I had my mind blown last week while trying to make sense of how expensive it is to buy a house, and now I feel like I’m looking at the housing market the way Neo looks at the Agents at the end of The Matrix when he can see the underlying code.

Why? Because of this concept I’ve been learning called debt-to-income ratio, or DTI as the pros call it.

Now, when I see new housing data like the NAR’s most recent housing affordability index, I can look past “lower affordability” headlines and instead focus on the simple math of affordability.

The NAR puts out data showing how much of a median family’s income would go towards a mortgage payment each month. The latest available data (November 2018) show the average mortgage payment is 17.4% of a family’s income, up .4% from the previous month.

Queue the affordability crisis headlines, right?

Wrong. Affording a home is all about DTI, which you calculate by dividing your total monthly housing and non-housing bills by your total monthly income to get a percentage.

If you’re not paying as many other non-housing debts (car, student loans, etc.), or those bills are manageable, a slight uptick in your mortgage and interest payments because of rate market fluctuations isn’t going to shut you out of the housing market.

Lenders let your total monthly housing and non-housing bills go as high as 50% of your income (“up to a 50% DTI” in lender lingo), and if you did this, you may very well be strained. But it’s all about how you and your lender are calculating your DTI:

-Are you using gross or take home pay?

-Are you counting a car or student loan payment that’s going away within a year?

-Are you counting credit card payments even though you pay off your card monthly?

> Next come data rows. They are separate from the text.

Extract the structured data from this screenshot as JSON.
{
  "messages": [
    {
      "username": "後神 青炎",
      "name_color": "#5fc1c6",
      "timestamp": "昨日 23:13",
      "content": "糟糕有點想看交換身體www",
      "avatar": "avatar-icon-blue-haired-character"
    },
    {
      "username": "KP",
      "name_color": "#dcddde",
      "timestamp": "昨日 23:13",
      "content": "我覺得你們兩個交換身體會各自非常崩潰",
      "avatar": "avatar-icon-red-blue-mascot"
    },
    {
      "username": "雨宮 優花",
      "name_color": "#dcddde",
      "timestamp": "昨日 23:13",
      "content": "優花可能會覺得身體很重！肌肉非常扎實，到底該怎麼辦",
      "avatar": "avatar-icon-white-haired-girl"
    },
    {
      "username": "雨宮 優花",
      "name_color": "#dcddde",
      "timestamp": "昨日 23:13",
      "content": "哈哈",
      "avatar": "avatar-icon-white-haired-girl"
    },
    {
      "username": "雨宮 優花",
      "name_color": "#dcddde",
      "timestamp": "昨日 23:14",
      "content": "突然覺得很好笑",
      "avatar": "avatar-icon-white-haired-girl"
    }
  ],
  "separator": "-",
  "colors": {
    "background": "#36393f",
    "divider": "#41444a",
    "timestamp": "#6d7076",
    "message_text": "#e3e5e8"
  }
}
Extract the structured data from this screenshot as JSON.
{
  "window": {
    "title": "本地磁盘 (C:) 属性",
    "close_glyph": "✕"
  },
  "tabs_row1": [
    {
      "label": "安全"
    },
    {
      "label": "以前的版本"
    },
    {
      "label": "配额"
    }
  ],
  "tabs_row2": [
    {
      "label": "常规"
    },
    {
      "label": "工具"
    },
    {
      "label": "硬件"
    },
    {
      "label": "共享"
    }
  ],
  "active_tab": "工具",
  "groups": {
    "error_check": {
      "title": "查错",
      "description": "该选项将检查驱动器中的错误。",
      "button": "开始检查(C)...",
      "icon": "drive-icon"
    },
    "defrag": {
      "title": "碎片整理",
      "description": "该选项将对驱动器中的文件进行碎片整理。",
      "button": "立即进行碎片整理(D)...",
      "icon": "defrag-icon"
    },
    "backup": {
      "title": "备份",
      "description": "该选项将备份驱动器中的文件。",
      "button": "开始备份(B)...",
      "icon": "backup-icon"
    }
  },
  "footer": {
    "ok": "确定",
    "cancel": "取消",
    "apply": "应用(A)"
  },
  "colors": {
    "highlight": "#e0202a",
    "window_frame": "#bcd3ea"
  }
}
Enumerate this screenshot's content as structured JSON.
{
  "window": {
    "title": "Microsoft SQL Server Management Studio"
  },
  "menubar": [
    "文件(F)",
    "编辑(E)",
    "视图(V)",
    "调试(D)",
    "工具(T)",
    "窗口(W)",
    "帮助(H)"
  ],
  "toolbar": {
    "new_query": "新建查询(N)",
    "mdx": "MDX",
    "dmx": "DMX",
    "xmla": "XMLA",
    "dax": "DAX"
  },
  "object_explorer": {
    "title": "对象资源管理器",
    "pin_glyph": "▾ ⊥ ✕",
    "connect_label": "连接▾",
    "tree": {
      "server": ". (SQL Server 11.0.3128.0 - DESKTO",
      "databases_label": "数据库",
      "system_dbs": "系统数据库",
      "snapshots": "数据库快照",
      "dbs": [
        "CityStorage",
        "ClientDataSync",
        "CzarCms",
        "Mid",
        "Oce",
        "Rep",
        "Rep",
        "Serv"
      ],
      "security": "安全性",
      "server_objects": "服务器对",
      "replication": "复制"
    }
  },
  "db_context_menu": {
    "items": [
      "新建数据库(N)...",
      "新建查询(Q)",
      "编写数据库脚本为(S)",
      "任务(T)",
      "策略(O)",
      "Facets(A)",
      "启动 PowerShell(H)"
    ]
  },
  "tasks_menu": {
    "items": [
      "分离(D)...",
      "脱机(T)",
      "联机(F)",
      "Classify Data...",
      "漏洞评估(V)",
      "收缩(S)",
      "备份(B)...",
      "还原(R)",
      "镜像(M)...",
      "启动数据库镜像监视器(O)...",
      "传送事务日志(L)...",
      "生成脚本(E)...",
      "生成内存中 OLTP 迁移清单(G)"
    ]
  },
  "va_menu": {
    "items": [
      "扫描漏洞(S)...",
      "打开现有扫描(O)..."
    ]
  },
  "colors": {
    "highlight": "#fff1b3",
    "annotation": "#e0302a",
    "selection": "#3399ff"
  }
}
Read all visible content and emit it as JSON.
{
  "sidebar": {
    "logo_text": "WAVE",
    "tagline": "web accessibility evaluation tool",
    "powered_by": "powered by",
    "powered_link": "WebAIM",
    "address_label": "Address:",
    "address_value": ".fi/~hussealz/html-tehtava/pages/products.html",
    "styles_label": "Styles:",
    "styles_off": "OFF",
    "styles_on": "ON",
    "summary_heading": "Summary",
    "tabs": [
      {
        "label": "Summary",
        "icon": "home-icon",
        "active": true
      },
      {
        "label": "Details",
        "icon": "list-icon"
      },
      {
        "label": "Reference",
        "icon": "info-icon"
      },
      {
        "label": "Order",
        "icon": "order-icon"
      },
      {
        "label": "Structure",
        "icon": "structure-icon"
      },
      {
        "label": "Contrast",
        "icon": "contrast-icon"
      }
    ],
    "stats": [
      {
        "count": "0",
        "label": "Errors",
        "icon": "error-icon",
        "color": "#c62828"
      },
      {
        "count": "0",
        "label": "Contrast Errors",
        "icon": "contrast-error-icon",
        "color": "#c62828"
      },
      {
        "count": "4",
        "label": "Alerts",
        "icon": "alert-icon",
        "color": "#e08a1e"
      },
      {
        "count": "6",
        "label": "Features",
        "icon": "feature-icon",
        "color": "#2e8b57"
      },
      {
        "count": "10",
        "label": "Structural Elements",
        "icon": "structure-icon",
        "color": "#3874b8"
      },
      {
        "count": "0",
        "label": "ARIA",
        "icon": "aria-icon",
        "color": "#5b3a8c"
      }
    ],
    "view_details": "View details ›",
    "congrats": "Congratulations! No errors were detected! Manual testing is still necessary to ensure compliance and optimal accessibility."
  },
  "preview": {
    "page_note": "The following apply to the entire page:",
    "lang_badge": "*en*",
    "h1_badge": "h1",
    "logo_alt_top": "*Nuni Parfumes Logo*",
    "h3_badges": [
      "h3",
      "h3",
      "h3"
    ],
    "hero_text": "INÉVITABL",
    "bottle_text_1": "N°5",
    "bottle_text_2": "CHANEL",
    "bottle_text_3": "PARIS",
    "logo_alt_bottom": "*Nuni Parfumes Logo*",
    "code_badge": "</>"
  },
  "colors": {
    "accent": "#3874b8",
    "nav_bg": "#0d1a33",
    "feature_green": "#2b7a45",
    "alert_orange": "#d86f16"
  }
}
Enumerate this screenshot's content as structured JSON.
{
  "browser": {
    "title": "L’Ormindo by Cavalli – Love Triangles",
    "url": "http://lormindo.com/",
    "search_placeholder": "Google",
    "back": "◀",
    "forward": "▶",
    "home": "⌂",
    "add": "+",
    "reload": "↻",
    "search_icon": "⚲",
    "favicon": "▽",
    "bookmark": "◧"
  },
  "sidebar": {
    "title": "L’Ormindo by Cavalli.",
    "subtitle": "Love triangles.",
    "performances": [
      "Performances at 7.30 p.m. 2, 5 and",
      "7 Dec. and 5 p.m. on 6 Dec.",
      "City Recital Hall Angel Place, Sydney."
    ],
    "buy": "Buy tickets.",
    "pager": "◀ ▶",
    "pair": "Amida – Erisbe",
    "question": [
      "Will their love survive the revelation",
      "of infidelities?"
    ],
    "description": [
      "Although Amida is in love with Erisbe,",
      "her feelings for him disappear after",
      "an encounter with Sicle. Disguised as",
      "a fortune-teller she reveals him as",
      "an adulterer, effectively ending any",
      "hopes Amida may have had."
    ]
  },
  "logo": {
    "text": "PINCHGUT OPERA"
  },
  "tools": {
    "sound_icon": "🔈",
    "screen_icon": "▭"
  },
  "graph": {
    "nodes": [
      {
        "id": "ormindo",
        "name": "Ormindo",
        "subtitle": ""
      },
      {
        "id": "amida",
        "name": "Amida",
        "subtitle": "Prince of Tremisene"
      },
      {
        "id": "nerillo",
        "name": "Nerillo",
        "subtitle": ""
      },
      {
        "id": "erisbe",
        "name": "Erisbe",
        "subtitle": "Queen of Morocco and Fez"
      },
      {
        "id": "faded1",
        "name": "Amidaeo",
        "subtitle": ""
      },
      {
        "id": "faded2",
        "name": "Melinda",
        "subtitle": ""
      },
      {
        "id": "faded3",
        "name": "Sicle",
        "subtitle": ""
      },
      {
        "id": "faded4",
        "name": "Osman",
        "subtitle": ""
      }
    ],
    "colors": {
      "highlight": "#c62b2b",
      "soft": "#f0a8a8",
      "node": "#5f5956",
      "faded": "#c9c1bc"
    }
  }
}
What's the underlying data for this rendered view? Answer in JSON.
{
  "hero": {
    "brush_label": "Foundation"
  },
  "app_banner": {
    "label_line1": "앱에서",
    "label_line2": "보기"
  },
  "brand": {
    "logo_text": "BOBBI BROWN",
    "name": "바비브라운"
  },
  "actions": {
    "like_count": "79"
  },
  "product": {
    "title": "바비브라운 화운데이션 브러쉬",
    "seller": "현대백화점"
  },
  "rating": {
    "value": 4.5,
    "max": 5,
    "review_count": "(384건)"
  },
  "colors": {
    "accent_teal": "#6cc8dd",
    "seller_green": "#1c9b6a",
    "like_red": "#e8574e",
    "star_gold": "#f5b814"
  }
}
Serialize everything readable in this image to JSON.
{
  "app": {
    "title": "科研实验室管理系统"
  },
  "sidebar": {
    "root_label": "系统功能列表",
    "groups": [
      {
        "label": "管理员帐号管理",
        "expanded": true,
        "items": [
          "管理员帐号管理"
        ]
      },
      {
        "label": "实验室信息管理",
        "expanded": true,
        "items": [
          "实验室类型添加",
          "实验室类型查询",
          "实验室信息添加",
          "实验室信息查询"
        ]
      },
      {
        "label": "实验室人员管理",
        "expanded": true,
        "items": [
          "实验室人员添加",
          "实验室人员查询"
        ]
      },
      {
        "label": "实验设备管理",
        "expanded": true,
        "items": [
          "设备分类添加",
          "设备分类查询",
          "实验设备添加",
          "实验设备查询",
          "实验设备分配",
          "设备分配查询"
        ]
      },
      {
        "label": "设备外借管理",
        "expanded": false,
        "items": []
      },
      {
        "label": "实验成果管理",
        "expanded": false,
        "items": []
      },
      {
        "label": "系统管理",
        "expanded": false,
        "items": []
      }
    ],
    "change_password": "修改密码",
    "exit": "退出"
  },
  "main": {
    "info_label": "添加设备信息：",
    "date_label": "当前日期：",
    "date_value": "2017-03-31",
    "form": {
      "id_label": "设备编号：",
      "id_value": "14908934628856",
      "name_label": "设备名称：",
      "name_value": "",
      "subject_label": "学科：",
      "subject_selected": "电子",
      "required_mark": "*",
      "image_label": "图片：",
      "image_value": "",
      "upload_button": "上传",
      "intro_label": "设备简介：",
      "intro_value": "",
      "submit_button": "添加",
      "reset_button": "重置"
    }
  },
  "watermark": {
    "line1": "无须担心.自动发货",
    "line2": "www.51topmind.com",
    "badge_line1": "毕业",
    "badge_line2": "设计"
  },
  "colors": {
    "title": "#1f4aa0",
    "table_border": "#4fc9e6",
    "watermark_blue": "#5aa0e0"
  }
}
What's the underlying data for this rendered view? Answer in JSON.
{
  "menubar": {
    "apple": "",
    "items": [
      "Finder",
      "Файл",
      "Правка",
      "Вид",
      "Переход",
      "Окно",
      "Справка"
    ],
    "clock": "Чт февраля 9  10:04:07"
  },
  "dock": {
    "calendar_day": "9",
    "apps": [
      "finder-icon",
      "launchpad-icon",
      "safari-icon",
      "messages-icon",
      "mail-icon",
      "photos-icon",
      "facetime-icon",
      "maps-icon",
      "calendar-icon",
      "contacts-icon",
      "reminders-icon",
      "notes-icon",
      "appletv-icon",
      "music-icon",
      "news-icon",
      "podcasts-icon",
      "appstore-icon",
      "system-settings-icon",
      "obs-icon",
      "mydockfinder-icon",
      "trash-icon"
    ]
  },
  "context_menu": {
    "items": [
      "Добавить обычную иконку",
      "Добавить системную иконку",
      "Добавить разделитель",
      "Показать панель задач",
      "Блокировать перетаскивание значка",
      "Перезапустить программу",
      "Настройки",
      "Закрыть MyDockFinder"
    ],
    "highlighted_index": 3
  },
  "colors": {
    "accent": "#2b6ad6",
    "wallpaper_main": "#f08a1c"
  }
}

There’s a lot of nuance in DTI calculations, and this is the nuance to focus on when it comes to affordability, NOT the nuance of how alarming a particular headline is. That has nothing to do with how you’d actually afford a home.

So what DTI is a good target for your lifestyle?

Lenders will allow you to go higher than you may want to go, and that’s because everyone has a different tolerance for how much they want their lifestyle to revolve around their home. Also the DTIs lenders use are based on pre-tax numbers, so it leaves out homeowner tax benefits.

Everyone is different, which is why understanding DTI is so important so you can determine what’s comfortable for you. But a decent rule of thumb is that if your DTI is 30% or less as a homebuyer, you’re not going to experience a major lifestyle adjustment in most markets relative to being a renter.

Why am I telling you all this?

I know a lot of you have killer student loans (and so do I), which pushes up your DTI. However, if you’re like me, you haven’t had a chance to build up credit card debt because you’re either living with your parents or just can’t afford to start racking up that bill every month.

With me so far? If you are, you’re probably wondering why I’m nitpicking such a small point.

My mandate at The Basis Point is to represent normal people’s views on the housing market and to cut through attention-grabbing bad news. There’s a never-ending stream of negative housing headlines on every screen I lay my eyes on. It used to totally bum me out and make me think I’d never own a home or get out of my parent’s house.

Whether we like to admit it or not, the media we consume affects the way we think, and I didn’t understand how thoroughly it affected my view of housing literally until this past week when I had my Neo “whoa” moment.

You’re going to see me hammer these points about affordability a lot while my professional journey to understand all this tracks with my personal journey to get off my parent’s couch.

Follow along instead of trying to dodge every “Affordability Crisis” bullet—because when you understand DTI, you won’t have to.